Aux collectivités de sortir des sentiers battus pour tirer parti des plans de relance

7 Octobre 2020 Politiques publiques

L’agronome Marion Guillou et l’économiste Jean Tirole présentent la démarche effectuée à Toulouse pour proposer une utilisation optimale des moyens fournis par les plans de relance national et européen dans des projets régionaux.

Si la crise est globale, il importe d’adapter la réponse à cette crise au niveau local pour tenir compte des atouts spécifiques et des énergies à l’œuvre afin de tirer le meilleur parti des plans de relance déployés par l’Union européenne et par le gouvernement français. Territoires, nation et Europe peuvent se compléter en matière d’action de sortie de crise pourvu que les attributions de chacun soient bien comprises.

Les différents échelons de l’Etat doivent gérer leurs avantages comparatifs. Au pouvoir central d’impulser la relance (le quantitatif) et d’organiser les appels à projets qui feront émerger les meilleures initiatives locales (le qualitatif). Aux collectivités de construire sur leurs forces et de sortir des sentiers battus pour tirer parti de ces plans de relance. Les programmes taillés sur mesure peuvent s’avérer préférables à un programme « taille unique ».

Les collectivités disposent d’informations qui ne sont pas disponibles à l’échelon supérieur. C’est d’ailleurs surtout à l’échelle territoriale que se jouent l’action climatique, les solidarités, la création d’emplois et les mobilités. Ensuite, les communautés, les régions peuvent avoir des objectifs différents ; c’est le droit à la différenciation promu par le premier ministre. Enfin, une émulation saine et le droit à l’expérimentation permettent à chacun de progresser.

Pour que cette émulation fonctionne, les collectivités doivent être en situation de responsabilité. Une première condition pour cela est une bonne information des citoyens sur leurs services publics. Comment se comparent, au regard des fonds publics engagés, nos écoles, nos hôpitaux, nos universités avec ceux de la région voisine ou des homologues européens ? Nos start-up, créatrices d’emplois et de richesse dans le territoire et dans lesquels de l’argent public a été investi, sont-elles compétitives ?

Indépendance et œil neuf

La plupart de nos concitoyens n’ont souvent aucune information sur ces sujets autre que l’excellence autoproclamée des entités concernées.

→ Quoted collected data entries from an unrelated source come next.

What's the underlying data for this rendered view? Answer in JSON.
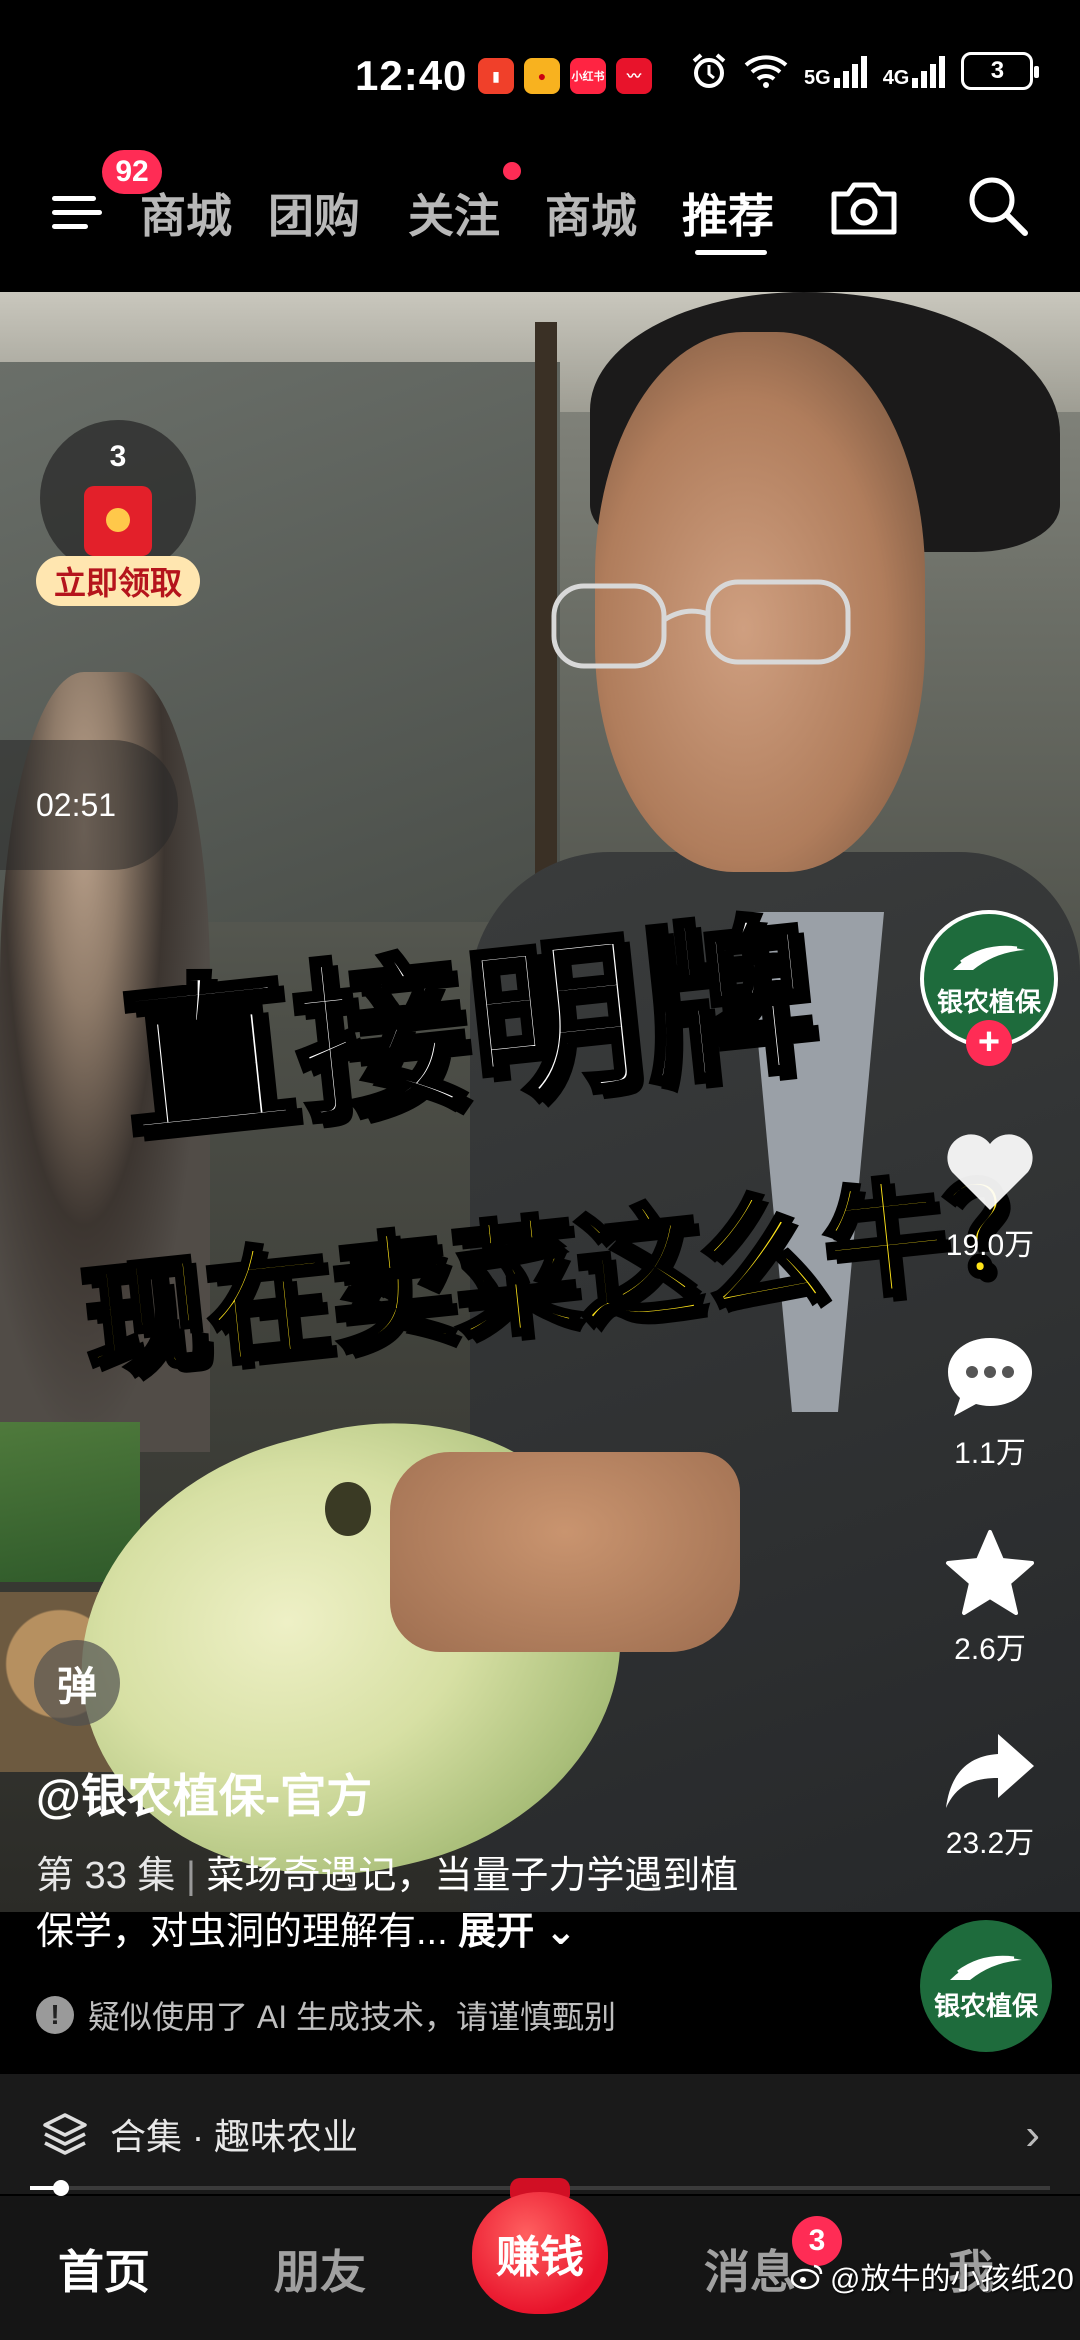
{
  "status_bar": {
    "time": "12:40",
    "apps": [
      {
        "icon": "notification-app-icon",
        "label": "",
        "color": "#f0402a"
      },
      {
        "icon": "weibo-icon",
        "label": "",
        "color": "#f8b21f"
      },
      {
        "icon": "xiaohongshu-icon",
        "label": "小红书",
        "color": "#ff2442"
      },
      {
        "icon": "app-red-icon",
        "label": "",
        "color": "#e8132b"
      }
    ],
    "network_5g": "5G",
    "network_4g": "4G",
    "battery": "3"
  },
  "top_nav": {
    "menu_badge": "92",
    "tabs": [
      {
        "label": "商城",
        "active": false
      },
      {
        "label": "团购",
        "active": false
      },
      {
        "label": "关注",
        "active": false,
        "dot": true
      },
      {
        "label": "商城",
        "active": false
      },
      {
        "label": "推荐",
        "active": true
      }
    ]
  },
  "video": {
    "headline_line1": "直接明牌",
    "headline_line2": "现在卖菜这么牛？",
    "red_packet": {
      "count": "3",
      "label": "立即领取"
    },
    "timer": "02:51",
    "author_avatar_label": "银农植保",
    "actions": {
      "likes": "19.0万",
      "comments": "1.1万",
      "favorites": "2.6万",
      "shares": "23.2万"
    },
    "danmaku_label": "弹",
    "author": "@银农植保-官方",
    "episode": "第 33 集",
    "description": "菜场奇遇记，当量子力学遇到植保学，对虫洞的理解有...",
    "expand_label": "展开",
    "ai_notice": "疑似使用了 AI 生成技术，请谨慎甄别",
    "brand_logo_label": "银农植保"
  },
  "collection": {
    "label": "合集 · 趣味农业",
    "progress": 0.03
  },
  "bottom_nav": {
    "tabs": [
      "首页",
      "朋友",
      "消息",
      "我"
    ],
    "earn_label": "赚钱",
    "message_badge": "3"
  },
  "watermark": "@放牛的小孩纸20",
  "colors": {
    "accent_red": "#ff2c55",
    "headline_yellow": "#ffe419",
    "brand_green": "#1e6b3c"
  }
}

Seule une évaluation externe et indépendante peut les informer correctement.

Ensuite, l’endettement de chaque collectivité territoriale doit continuer à être contrôlé, sous peine d’accumuler les dettes pour les générations futures.

Enfin, le pouvoir régalien doit veiller à certaines solidarités et à la coordination entre territoires quand ceux-ci sont très interdépendants.

A Toulouse, la constitution d’une commission Toulouse, territoire d’avenir, afin de réfléchir à l’après-crise et à l’utilisation optimale des plans de relance pour le préparer, est emblématique à plusieurs titres : son indépendance, tout d’abord, que ce soit dans sa composition, qui fut entièrement libre, ou dans l’absence d’intervention des commanditaires sur son diagnostic et ses conclusions. Son œil neuf, ensuite, avec une majorité de membres externes au territoire, qui ont pu capitaliser sur la contribution des spécialistes du territoire toulousain, avec plus d’une centaine d’entretiens réalisés avec des personnes très diverses.

N’ayant pas de légitimité quant aux décisions futures, le rôle de cette commission a été de remplir la boîte à idées avec un recours systématique au parangonnage, afin de regarder ce qui fonctionne le mieux en France et à l’étranger, et les possibilités de transposition aux territoires. La commission a ainsi insisté sur la nécessité de profiter, en complément des talents locaux, de talents français et étrangers (une stratégie qui, à Toulouse, a déjà porté des fruits en matière d’architecture et d’urbanisme).

Les recommandations, publiées dans un rapport intitulé Toulouse, territoire d’avenir (voir le rapport, via la page Facebook), pourraient déboucher sur des actions, des projets et des initiatives locales financés par les plans de relance français et européens. Au total, si ces recommandations sont bien sûr spécifiques au territoire toulousain, la démarche et la méthode sont universelles et pourraient peut-être inspirer la conduite de réflexions similaires adaptées à d’autres territoires.